Poetry Calling

I feel like returing to poetry. By this I don't mean I am planning to leave fiction, but that I must concentrate on writing and reading poetry. I doubt though that I ever left poetry. I host poetry events at the Sacramento Poetry Center every second Monday, and I attend poetry events at other venues. I am always in the company of poets, and I read poetry every so often. But still, I feel like returning to poetry. Perhaps I mean this in the sense of turning on my poetic voice, so that I can resume writing poetry. That's what it must be, because in the last year or so, I have been focusing my writing on short fiction (Well, I tend not to mention that I am working on long ficton, an novel here, another there, but like Raymond Carver, Flannery O'Connor, or Dambudzo Marechera, in reverse order, I sometimes have no patience for very long, sustained stories, thus my longest novel manuscript (which I began in 1999) has too many stories struggling to become long stories each in its own right).

After publishing my poetry collection, I subsequently started preparing two other collections, each with eighty poems or so; then something happened: the short story became very popular again, and there were all these cool writers winning Pulitzers, Guardians, Faulkners, Frank/Flannery O'Connors (not that this was new, but talk about short fiction was everywhere; I started to teach short fiction too, and before long, I began to discovered the form, commitmenting to reading short stories exclusively for months. A famous blogger introduced the short story month, and I blogged about that; then I started to publish my own stories, and one of the stories paid a check bigger than my poetry collection, but I truly began to enjoy writing, and especially reading the short story).

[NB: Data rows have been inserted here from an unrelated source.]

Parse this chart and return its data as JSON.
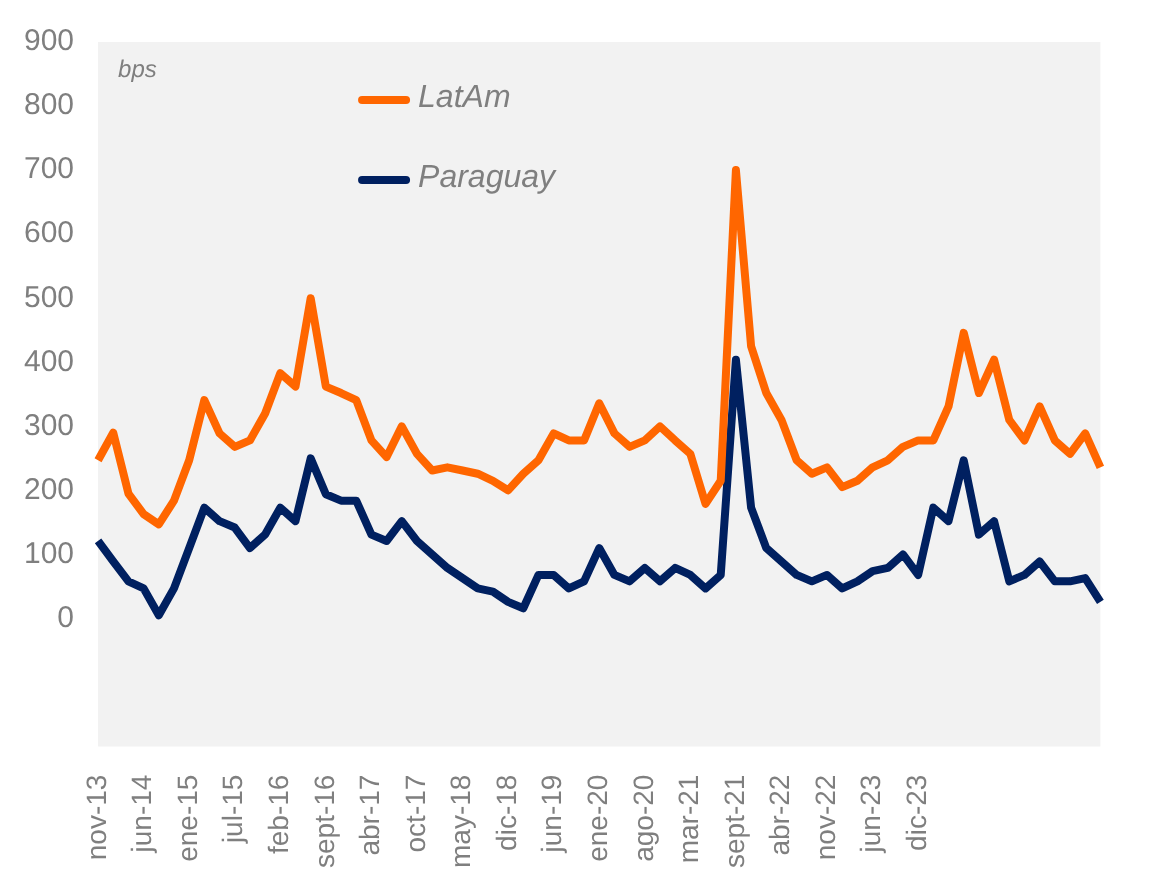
{
  "chart_data": {
    "type": "line",
    "annotations": [
      "bps"
    ],
    "categories": [
      "nov-13",
      null,
      null,
      "jun-14",
      null,
      null,
      "ene-15",
      null,
      null,
      "jul-15",
      null,
      null,
      "feb-16",
      null,
      null,
      "sept-16",
      null,
      null,
      "abr-17",
      null,
      null,
      "oct-17",
      null,
      null,
      "may-18",
      null,
      null,
      "dic-18",
      null,
      null,
      "jun-19",
      null,
      null,
      "ene-20",
      null,
      null,
      "ago-20",
      null,
      null,
      "mar-21",
      null,
      null,
      "sept-21",
      null,
      null,
      "abr-22",
      null,
      null,
      "nov-22",
      null,
      null,
      "jun-23",
      null,
      null,
      "dic-23",
      null,
      null,
      null,
      null,
      null,
      null,
      null,
      null,
      null,
      null,
      null,
      null
    ],
    "series": [
      {
        "name": "LatAm",
        "color": "#ff6600",
        "values": [
          247,
          290,
          195,
          163,
          147,
          184,
          247,
          341,
          289,
          268,
          278,
          320,
          383,
          362,
          500,
          362,
          352,
          341,
          278,
          252,
          300,
          257,
          231,
          236,
          231,
          226,
          215,
          200,
          226,
          247,
          289,
          278,
          278,
          336,
          289,
          268,
          278,
          300,
          278,
          257,
          179,
          215,
          700,
          425,
          352,
          310,
          247,
          226,
          236,
          205,
          215,
          236,
          247,
          268,
          278,
          278,
          331,
          446,
          352,
          404,
          310,
          278,
          331,
          278,
          257,
          289,
          236
        ]
      },
      {
        "name": "Paraguay",
        "color": "#002060",
        "values": [
          121,
          89,
          58,
          47,
          5,
          47,
          110,
          173,
          152,
          142,
          110,
          131,
          173,
          152,
          250,
          194,
          184,
          184,
          131,
          121,
          152,
          121,
          100,
          79,
          63,
          47,
          42,
          26,
          16,
          68,
          68,
          47,
          58,
          110,
          68,
          58,
          79,
          58,
          79,
          68,
          47,
          68,
          404,
          173,
          110,
          89,
          68,
          58,
          68,
          47,
          58,
          74,
          79,
          100,
          68,
          173,
          152,
          247,
          131,
          152,
          58,
          68,
          89,
          58,
          58,
          63,
          26
        ]
      }
    ],
    "ylim": [
      -200,
      900
    ],
    "yticks": [
      0,
      100,
      200,
      300,
      400,
      500,
      600,
      700,
      800,
      900
    ],
    "legend": "top",
    "marker": "none",
    "line_style": "solid"
  }
}
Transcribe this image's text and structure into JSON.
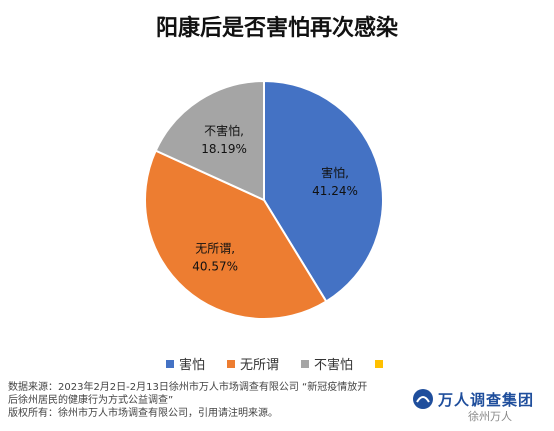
{
  "chart_data": {
    "type": "pie",
    "title": "阳康后是否害怕再次感染",
    "slices": [
      {
        "label": "害怕",
        "value": 41.24,
        "display": "41.24%",
        "color": "#4472C4"
      },
      {
        "label": "无所谓",
        "value": 40.57,
        "display": "40.57%",
        "color": "#ED7D31"
      },
      {
        "label": "不害怕",
        "value": 18.19,
        "display": "18.19%",
        "color": "#A5A5A5"
      }
    ],
    "legend": [
      {
        "label": "害怕",
        "color": "#4472C4"
      },
      {
        "label": "无所谓",
        "color": "#ED7D31"
      },
      {
        "label": "不害怕",
        "color": "#A5A5A5"
      },
      {
        "label": "",
        "color": "#FFC000"
      }
    ],
    "legend_position": "bottom"
  },
  "footer": {
    "source_line1": "数据来源：2023年2月2日-2月13日徐州市万人市场调查有限公司 “新冠疫情放开",
    "source_line2": "后徐州居民的健康行为方式公益调查”",
    "source_line3": "版权所有：徐州市万人市场调查有限公司，引用请注明来源。",
    "logo_text": "万人调查集团",
    "watermark": "徐州万人"
  }
}
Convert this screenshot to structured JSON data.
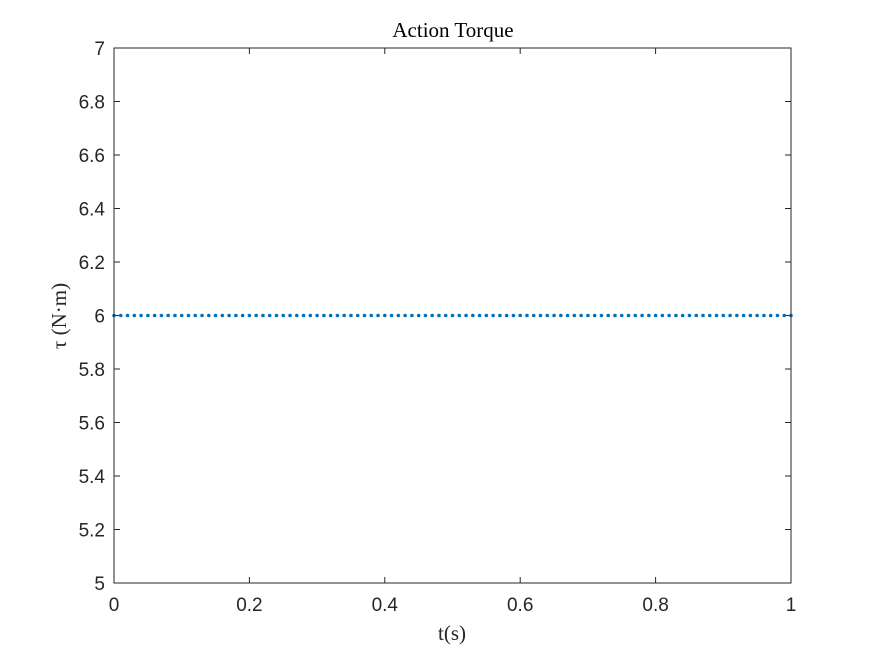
{
  "chart_data": {
    "type": "scatter",
    "title": "Action Torque",
    "xlabel": "t(s)",
    "ylabel": "τ (N·m)",
    "xlim": [
      0,
      1
    ],
    "ylim": [
      5,
      7
    ],
    "xticks": [
      "0",
      "0.2",
      "0.4",
      "0.6",
      "0.8",
      "1"
    ],
    "yticks": [
      "5",
      "5.2",
      "5.4",
      "5.6",
      "5.8",
      "6",
      "6.2",
      "6.4",
      "6.6",
      "6.8",
      "7"
    ],
    "grid": false,
    "marker_color": "#0072BD",
    "series": [
      {
        "x_start": 0,
        "x_end": 1,
        "x_step": 0.01,
        "y": 6
      }
    ]
  }
}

I am returning to poetry. I will revisit the collections I was working on at the end of 2008. And I will continue attending poetry events, and hopefully inventing some; I will start sending poetry submissions (oh, that's what I had stopped doing--submitting poetry), and learning more about the market of poetry. But I will rediscover what I now miss about poety: the magic of its language, the beauty of the deletion key as I edit the lines into pure song, then as the process refines, as I reach the point of expression that uses language as if it has ceased to exist, as if what I am now using is something above language, and if above and beyond our physical bodies exists souls, beyond language, poetry must then demand the soul of words....

In short, I will be diversifying my creative efforts.